Atlantic senior writer Coates (The Beautiful Struggle: A Father, Two Sons, and an Unlikely Road to Manhood, 2008) offers this eloquent memoir as a letter to his teenage son, bearing witness to his own experiences and conveying passionate hopes for his son’s life. “I am wounded,” he writes. “I am marked by old codes, which shielded me in one world and then chained me in the next.” Coates grew up in the tough neighborhood of West Baltimore, beaten into obedience by his father. “I was a capable boy, intelligent and well-liked,” he remembers, “but powerfully afraid.” His life changed dramatically at Howard University, where his father taught and from which several siblings graduated.
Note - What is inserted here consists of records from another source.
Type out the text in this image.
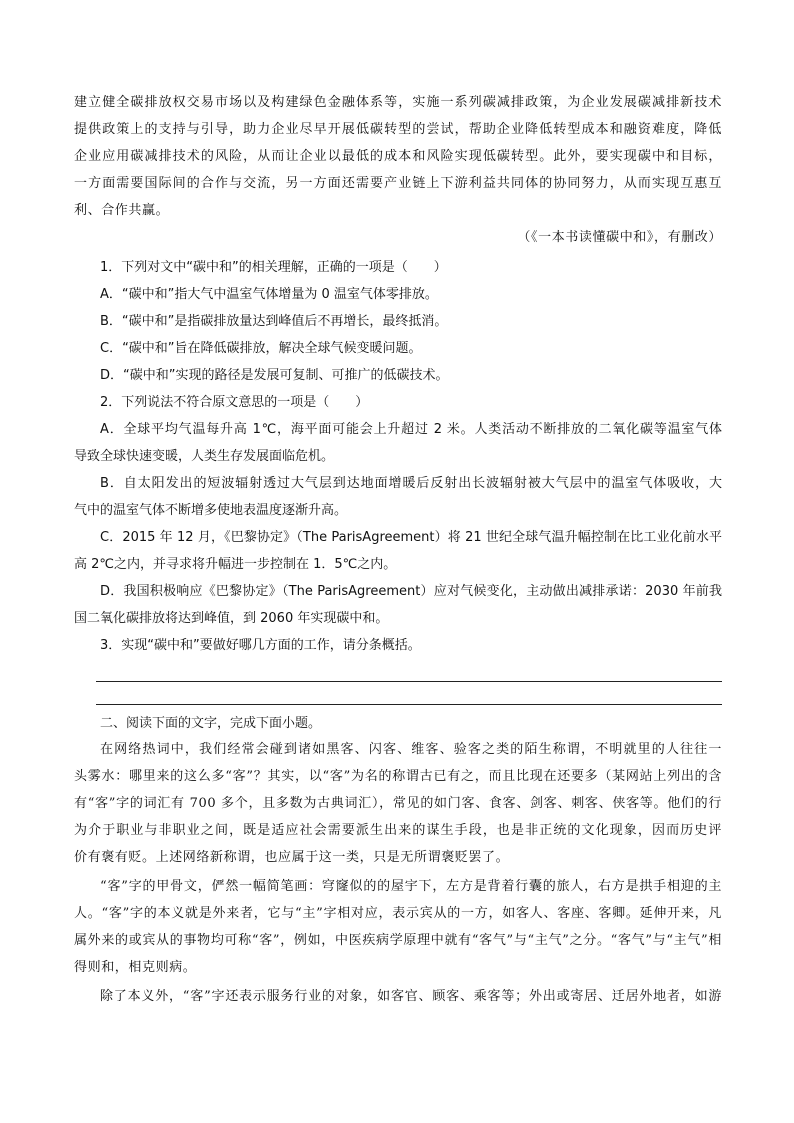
建立健全碳排放权交易市场以及构建绿色金融体系等，实施一系列碳减排政策，为企业发展碳减排新技术
提供政策上的支持与引导，助力企业尽早开展低碳转型的尝试，帮助企业降低转型成本和融资难度，降低
企业应用碳减排技术的风险，从而让企业以最低的成本和风险实现低碳转型。此外，要实现碳中和目标，
一方面需要国际间的合作与交流，另一方面还需要产业链上下游利益共同体的协同努力，从而实现互惠互
利、合作共赢。
（《一本书读懂碳中和》，有删改）
1．下列对文中“碳中和”的相关理解，正确的一项是（　　）
A．“碳中和”指大气中温室气体增量为 0 温室气体零排放。
B．“碳中和”是指碳排放量达到峰值后不再增长，最终抵消。
C．“碳中和”旨在降低碳排放，解决全球气候变暖问题。
D．“碳中和”实现的路径是发展可复制、可推广的低碳技术。
2．下列说法不符合原文意思的一项是（　　）
A．全球平均气温每升高 1℃，海平面可能会上升超过 2 米。人类活动不断排放的二氧化碳等温室气体
导致全球快速变暖，人类生存发展面临危机。
B．自太阳发出的短波辐射透过大气层到达地面增暖后反射出长波辐射被大气层中的温室气体吸收，大
气中的温室气体不断增多使地表温度逐渐升高。
C．2015 年 12 月，《巴黎协定》（The ParisAgreement）将 21 世纪全球气温升幅控制在比工业化前水平
高 2℃之内，并寻求将升幅进一步控制在 1．5℃之内。
D．我国积极响应《巴黎协定》（The ParisAgreement）应对气候变化，主动做出减排承诺：2030 年前我
国二氧化碳排放将达到峰值，到 2060 年实现碳中和。
3．实现“碳中和”要做好哪几方面的工作，请分条概括。
二、阅读下面的文字，完成下面小题。
在网络热词中，我们经常会碰到诸如黑客、闪客、维客、验客之类的陌生称谓，不明就里的人往往一
头雾水：哪里来的这么多“客”？其实，以“客”为名的称谓古已有之，而且比现在还要多（某网站上列出的含
有“客”字的词汇有 700 多个，且多数为古典词汇），常见的如门客、食客、剑客、刺客、侠客等。他们的行
为介于职业与非职业之间，既是适应社会需要派生出来的谋生手段，也是非正统的文化现象，因而历史评
价有褒有贬。上述网络新称谓，也应属于这一类，只是无所谓褒贬罢了。
“客”字的甲骨文，俨然一幅简笔画：穹窿似的的屋宇下，左方是背着行囊的旅人，右方是拱手相迎的主
人。“客”字的本义就是外来者，它与“主”字相对应，表示宾从的一方，如客人、客座、客卿。延伸开来，凡
属外来的或宾从的事物均可称“客”，例如，中医疾病学原理中就有“客气”与“主气”之分。“客气”与“主气”相
得则和，相克则病。
除了本义外，“客”字还表示服务行业的对象，如客官、顾客、乘客等；外出或寄居、迁居外地者，如游
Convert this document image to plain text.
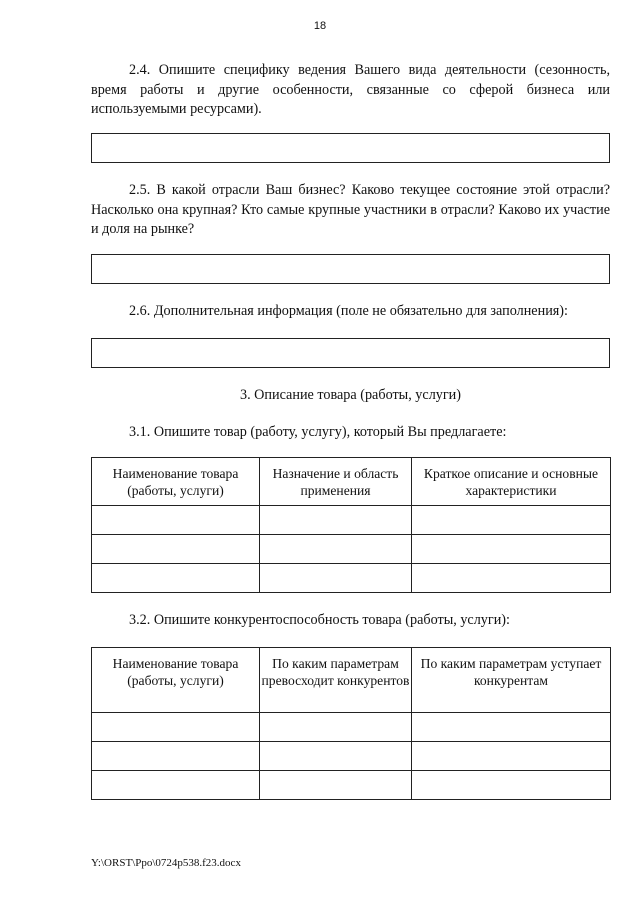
18
2.4. Опишите специфику ведения Вашего вида деятельности (сезонность, время работы и другие особенности, связанные со сферой бизнеса или используемыми ресурсами).
2.5. В какой отрасли Ваш бизнес? Каково текущее состояние этой отрасли? Насколько она крупная? Кто самые крупные участники в отрасли? Каково их участие и доля на рынке?
2.6. Дополнительная информация (поле не обязательно для заполнения):
3. Описание товара (работы, услуги)
3.1. Опишите товар (работу, услугу), который Вы предлагаете:
Наименование товара (работы, услуги)	Назначение и область применения	Краткое описание и основные характеристики

3.2. Опишите конкурентоспособность товара (работы, услуги):
Наименование товара (работы, услуги)	По каким параметрам превосходит конкурентов	По каким параметрам уступает конкурентам

Y:\ORST\Ppo\0724p538.f23.docx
Howard, he writes, “had always been one of the most critical gathering posts for black people.” He calls it The Mecca, and its faculty and his fellow students expanded his horizons, helping him to understand “that the black world was its own thing, more than a photo-negative of the people who believe they are white.” Coates refers repeatedly to whites’ insistence on their exclusive racial identity; he realizes now “that nothing so essentialist as race” divides people, but rather “the actual injury done by people intent on naming us, intent on believing that what they have named matters more than anything we could ever actually do.” After he married, the author’s world widened again in New York, and later in Paris, where he finally felt extricated from white America’s exploitative, consumerist dreams. He came to understand that “race” does not fully explain “the breach between the world and me,” yet race exerts a crucial force, and young blacks like his son are vulnerable and endangered by “majoritarian bandits.” Coates desperately wants his son to be able to live “apart from fear—even apart from me.”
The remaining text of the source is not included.